Maybe the first and most important consideration in designing your space is color. Consider painting your room in a shade that will help strengthen your work. Color greatly impacts creativity and mood. Researchers have found that subjects in a blue room solve twice as many creative problems because a light blue hue brings relaxation and free-flowing ideas, which in turn promotes divergent thinking. Blue also encourages focus, decision-making, and efficiency, as well as a feeling of peace and harmony. Or you might choose yellow walls. Yellow is an emotional color stimulating positive and creative thinking and a happy mood. Yellow increases energy flow and inspires creativity and imagination while also enhancing intelligence and mental agility. Pick up some paint chips and choose the color that speaks to you.

Once your color is chosen, use natural light as much as possible, because it improves focus and mood. Flood your room with sunlight but avoid glare. You can augment the light from a window by positioning a mirror to bounce light around room. Paint your walls with higher gloss paint to create an even brighter effect. But also consider sometimes killing all that light. A study in the Journal of Environmental Psychology suggests that dim lighting can boost creativity because “darkness elicits a feeling of being free from constraints and triggers a risky, explorative processing style.”

Studies have shown that 10-foot ceilings and a spacious area contribute to a higher creativity score because physical space opens up mental space. If your room isn’t particularly expansive, sitting in front of a window can provide the same benefits by expanding your view.


When it comes to writing, silence is not golden nor supportive of creative thinking, so provide yourself a sound system.
White noise—a random, flat frequency that sounds like static—and pink noise—such as the sound of ocean waves or rain —have both been proven to discourage creativity, although they can improve concentration and memory.

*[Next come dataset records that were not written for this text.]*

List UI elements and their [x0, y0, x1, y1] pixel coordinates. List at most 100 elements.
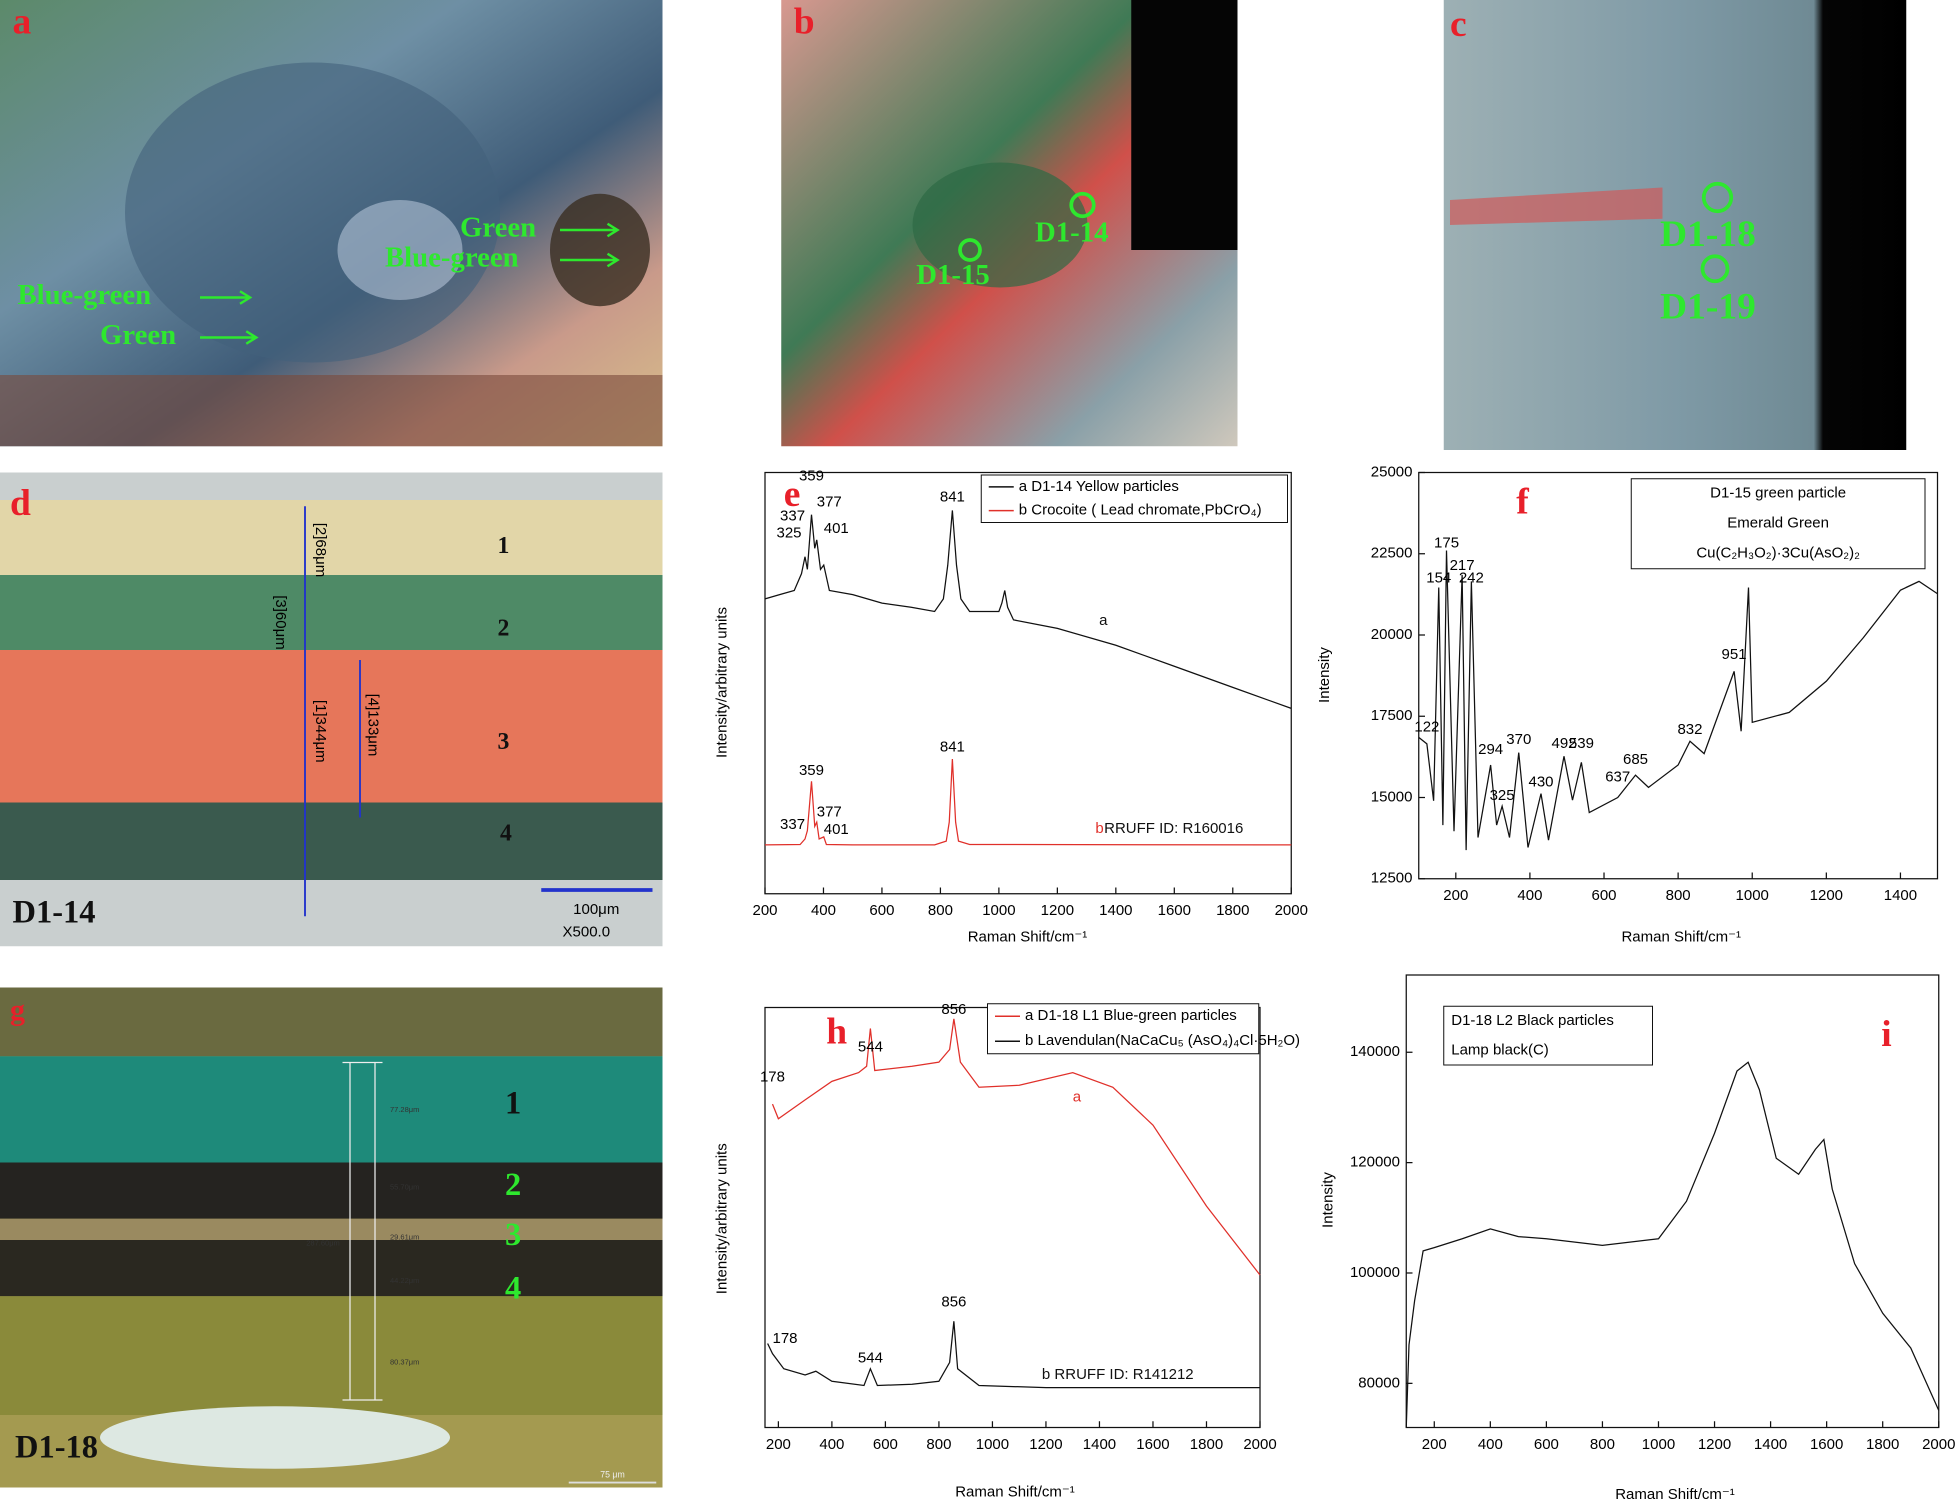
shape [1450, 187, 1663, 225]
panel-letter: f [1516, 482, 1529, 523]
layer [0, 1240, 663, 1297]
peak-label: 637 [1605, 768, 1630, 785]
measurement: [2]68μm [312, 523, 329, 578]
x-tick-label: 1400 [1083, 1436, 1116, 1453]
layer [0, 1162, 663, 1219]
layer-number: 2 [498, 615, 510, 641]
x-tick-label: 400 [1478, 1436, 1503, 1453]
x-tick-label: 800 [928, 902, 953, 919]
peak-label: 325 [777, 525, 802, 542]
shape [100, 1406, 451, 1469]
photo-label: Blue-green [385, 242, 519, 274]
chart: 200 400 600 800 1000 1200 1400 1600 1800 2000 8000… [1320, 974, 1955, 1503]
shape [0, 375, 663, 447]
legend-label: b Crocoite ( Lead chromate,PbCrO₄) [1019, 502, 1262, 519]
legend-label: a D1-18 L1 Blue-green particles [1025, 1007, 1237, 1024]
layer-number: 2 [505, 1167, 521, 1203]
y-tick-label: 15000 [1371, 788, 1413, 805]
photo-label: Green [460, 212, 536, 244]
y-tick-label: 17500 [1371, 707, 1413, 724]
x-tick-label: 600 [1592, 887, 1617, 904]
measurement: [4]133μm [365, 694, 382, 757]
chart: 200 400 600 800 1000 1200 1400 12500 15000 17500 2… [1316, 463, 1939, 945]
peak-label: 539 [1569, 735, 1594, 752]
peak-label: 856 [941, 1001, 966, 1018]
shape [125, 62, 501, 363]
photo-label: Green [100, 319, 176, 351]
shape [550, 193, 650, 307]
x-tick-label: 200 [752, 902, 777, 919]
peak-label: 841 [940, 739, 965, 756]
peak-label: 175 [1434, 535, 1459, 552]
shape [1131, 0, 1238, 250]
x-tick-label: 600 [873, 1436, 898, 1453]
chart: 200 400 600 800 1000 1200 1400 1600 1800 2000 359 3… [713, 467, 1307, 945]
legend-box [986, 1003, 1260, 1055]
photo-g: g 77.28μm 55.70μm 29.61μm 44.22μm 80.37μ… [0, 987, 663, 1488]
measure-line [342, 1061, 383, 1401]
x-tick-label: 1200 [1041, 902, 1074, 919]
peak-label: 685 [1623, 751, 1648, 768]
peak-label: 337 [780, 816, 805, 833]
note-text: D1-15 green particle [1710, 485, 1846, 502]
marker [1700, 254, 1730, 284]
spectrum-line [771, 1018, 1261, 1276]
panel-letter: c [1450, 4, 1467, 45]
y-tick-label: 80000 [1358, 1374, 1400, 1391]
x-tick-label: 1800 [1866, 1436, 1899, 1453]
x-tick-label: 2000 [1922, 1436, 1955, 1453]
layer [0, 802, 663, 880]
x-tick-label: 2000 [1275, 902, 1308, 919]
arrow [200, 222, 620, 345]
x-tick-label: 1000 [982, 902, 1015, 919]
x-axis-label: Raman Shift/cm⁻¹ [968, 928, 1088, 945]
shape [912, 162, 1088, 288]
peak-label: 217 [1450, 557, 1475, 574]
peak-label: 544 [858, 1038, 883, 1055]
peak-label: 359 [799, 762, 824, 779]
layer [0, 1056, 663, 1163]
legend-label: b Lavendulan(NaCaCu₅ (AsO₄)₄Cl·5H₂O) [1025, 1032, 1300, 1049]
y-axis-label: Intensity/arbitrary units [713, 607, 730, 758]
photo-c: c D1-18 D1-19 [1443, 0, 1907, 450]
layer-number: 3 [505, 1217, 521, 1253]
measurement: 80.37μm [390, 1357, 419, 1366]
x-tick-label: 200 [766, 1436, 791, 1453]
x-tick-label: 1600 [1810, 1436, 1843, 1453]
peak-label: 377 [817, 493, 842, 510]
x-tick-label: 1000 [976, 1436, 1009, 1453]
chart: 200 400 600 800 1000 1200 1400 1600 1800 2000 856 5… [713, 1001, 1300, 1500]
peak-label: 154 [1426, 570, 1451, 587]
y-axis-label: Intensity [1316, 647, 1333, 703]
x-tick-label: 1600 [1136, 1436, 1169, 1453]
layer [0, 650, 663, 803]
photo-label: Blue-green [18, 279, 152, 311]
annotation: RRUFF ID: R160016 [1104, 820, 1243, 837]
peak-label: 242 [1459, 570, 1484, 587]
shape [337, 200, 463, 300]
peak-label: 178 [760, 1069, 785, 1086]
x-tick-label: 800 [926, 1436, 951, 1453]
x-tick-label: 1600 [1158, 902, 1191, 919]
layer-number: 4 [505, 1271, 521, 1307]
peak-label: 325 [1490, 787, 1515, 804]
x-tick-label: 1000 [1642, 1436, 1675, 1453]
y-tick-label: 22500 [1371, 545, 1413, 562]
photo-label: D1-19 [1660, 287, 1756, 328]
spectrum-line [1405, 1061, 1940, 1428]
layer [0, 500, 663, 575]
peak-label: 430 [1529, 774, 1554, 791]
y-axis-label: Intensity [1320, 1172, 1337, 1228]
peak-label: 832 [1677, 721, 1702, 738]
plot-frame [764, 471, 1292, 895]
panel-letter: a [13, 2, 32, 43]
x-tick-label: 1200 [1029, 1436, 1062, 1453]
peak-label: 544 [858, 1350, 883, 1367]
legend-label: a D1-14 Yellow particles [1019, 478, 1179, 495]
annotation: b [1095, 820, 1103, 837]
x-tick-label: 1200 [1810, 887, 1843, 904]
peak-label: 359 [799, 467, 824, 484]
x-tick-label: 400 [811, 902, 836, 919]
y-tick-label: 25000 [1371, 463, 1413, 480]
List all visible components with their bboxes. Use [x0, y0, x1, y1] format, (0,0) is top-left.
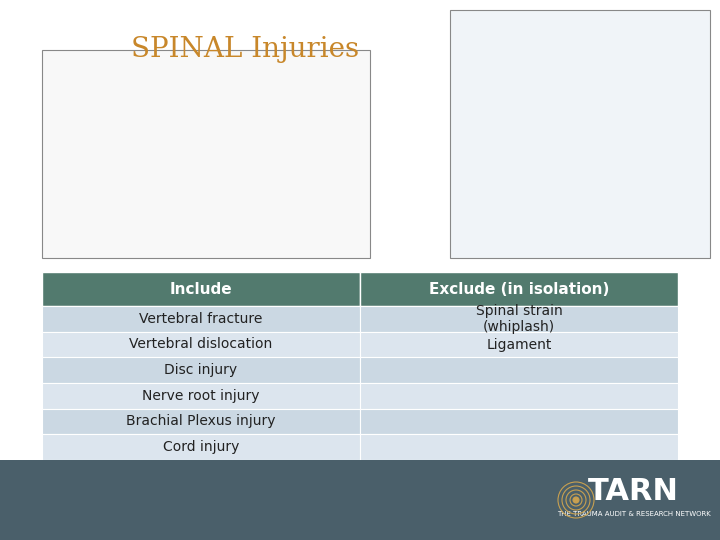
Bar [42, 50, 370, 258]
Circle shape [573, 497, 579, 503]
Text: Vertebral fracture: Vertebral fracture [139, 312, 263, 326]
Text: Spinal strain
(whiplash): Spinal strain (whiplash) [476, 303, 562, 334]
Text: Exclude (in isolation): Exclude (in isolation) [429, 281, 609, 296]
Bar [42, 383, 360, 409]
Bar [360, 306, 678, 332]
Bar [360, 409, 678, 434]
Bar [360, 272, 678, 306]
Bar [42, 409, 360, 434]
Bar [360, 357, 678, 383]
Text: Ligament: Ligament [486, 338, 552, 352]
Bar [360, 434, 678, 460]
Text: SPINAL Injuries: SPINAL Injuries [131, 36, 359, 63]
Bar [42, 306, 360, 332]
Bar [42, 357, 360, 383]
Text: Nerve root injury: Nerve root injury [143, 389, 260, 403]
Bar [42, 434, 360, 460]
Text: Include: Include [170, 281, 233, 296]
Text: Cord injury: Cord injury [163, 440, 239, 454]
Text: Disc injury: Disc injury [164, 363, 238, 377]
Bar [360, 383, 678, 409]
Text: THE TRAUMA AUDIT & RESEARCH NETWORK: THE TRAUMA AUDIT & RESEARCH NETWORK [557, 511, 711, 517]
Bar [360, 332, 678, 357]
Text: TARN: TARN [588, 477, 679, 507]
Bar [0, 460, 720, 540]
Bar [42, 332, 360, 357]
Text: Brachial Plexus injury: Brachial Plexus injury [126, 415, 276, 429]
Bar [450, 10, 710, 258]
Bar [42, 272, 360, 306]
Text: Vertebral dislocation: Vertebral dislocation [130, 338, 273, 352]
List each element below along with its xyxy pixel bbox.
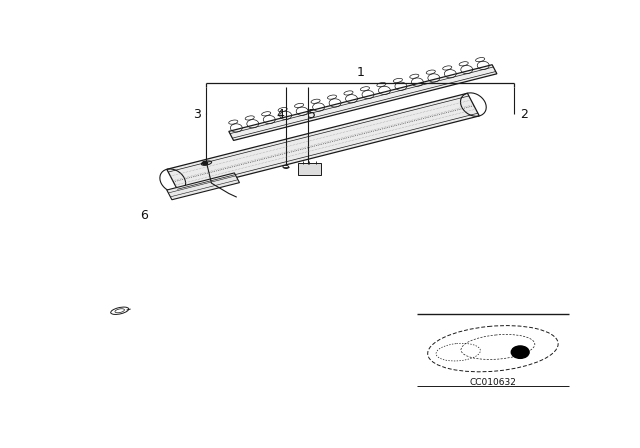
Circle shape xyxy=(511,346,529,358)
Text: 1: 1 xyxy=(356,66,364,79)
Text: CC010632: CC010632 xyxy=(470,378,516,387)
Text: 5: 5 xyxy=(308,108,316,121)
FancyBboxPatch shape xyxy=(298,164,321,175)
Circle shape xyxy=(202,161,207,165)
Polygon shape xyxy=(167,93,479,192)
Text: 6: 6 xyxy=(141,209,148,222)
Ellipse shape xyxy=(201,161,212,165)
Text: 4: 4 xyxy=(276,108,284,121)
Text: 3: 3 xyxy=(193,108,200,121)
Polygon shape xyxy=(229,65,497,141)
Text: 2: 2 xyxy=(520,108,528,121)
Polygon shape xyxy=(167,173,239,200)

According to a study from the Journal of Consumer Research, “a moderate level of background noise enhances creativity.” Studies from the University of British Columbia and the University of Virginia found that background noise of about 70 decibels boosts creativity. Coincidentally, that is the range of sound in a typical Starbucks. While our current pandemic prohibits writing at a coffee house, you can re-create the event at in your own workspace, with apps such as Coffitivity which bring the sound to you. If, like me, you prefer a more elegant background voice, you can turn on the telly and hear The Great British Baking Show, gently encouraging you to create something delicious.

Alternately, you may choose music to inspire and match the vibe of your project. When writing about New Orleans, cue up jazz or zydeco. Does your story unfold in Paris? An Edith Piaf song or Yann Tiersen accordion tune may set the perfect tone. The song that marked your first love, or the soft lullaby your grandmother whispered to you, may catapult you right back to the emotions and sensations you want to capture in your story. If driving aggression is called for, take a cue from Stephen King. In On Writing: A Memoir of the Craft, he says, “I work to loud music—hard-rock stuff like AC/DC, Guns ’n Roses, and Metallica have always been particular favorites—but for me the music is just another way of shutting the door. It surrounds me, keeps the mundane world out. When you write, you want to get rid of the word, do you not? Of course you do. When you’re writing, you’re creating your own worlds.”


Aromatherapy is a trend and research bears out the advantage of working in a “smelly” workplace. Lighting a scented soy candle can ignite your story writing. The scent of rosemary, peppermint, and grapefruit are energizing and focusing. Not surprisingly, the aroma of coffee also improves concentration. On the other hand, cinnamon-vanilla, orange-vanilla and lemon verbena enhance creativity. Besides, they just smell so good.


Should you incorporate the sense of taste in your creative workspace? There is not much research on this, but chocolate can only ever help.


Temperature! Studies show that keeping your work environment at the optimal temperature of 77 degrees leads to more efficient and creative work. Discomfort and chill only lead to great storytelling if you’re the Little Match Girl.

Integrate All 5 Senses to Your Personal Style

Blue or yellow? Music or voices? Chocolate or graham crackers; coffee or tea? All of the specific choices are personal and up to you. Experiment to find what works for you.

And finally, speaking of personal, don’t forget to complete your creative workspace with personal, inspirational totems or collections that bring joy and spark ideas: photographs, toys, crystals, collections, fidget spinners or stress balls… Take a bulletin board and pin pictures of your characters or locations. Tape a quote to your monitor, such as Shakespeare’s prayer to the gods of creativity:

Oh, for a muse of fire that would ascend

The brightest heaven of invention!

Make your creative workspace your own imagination cocoon, fine-tuned to help you produce your best work.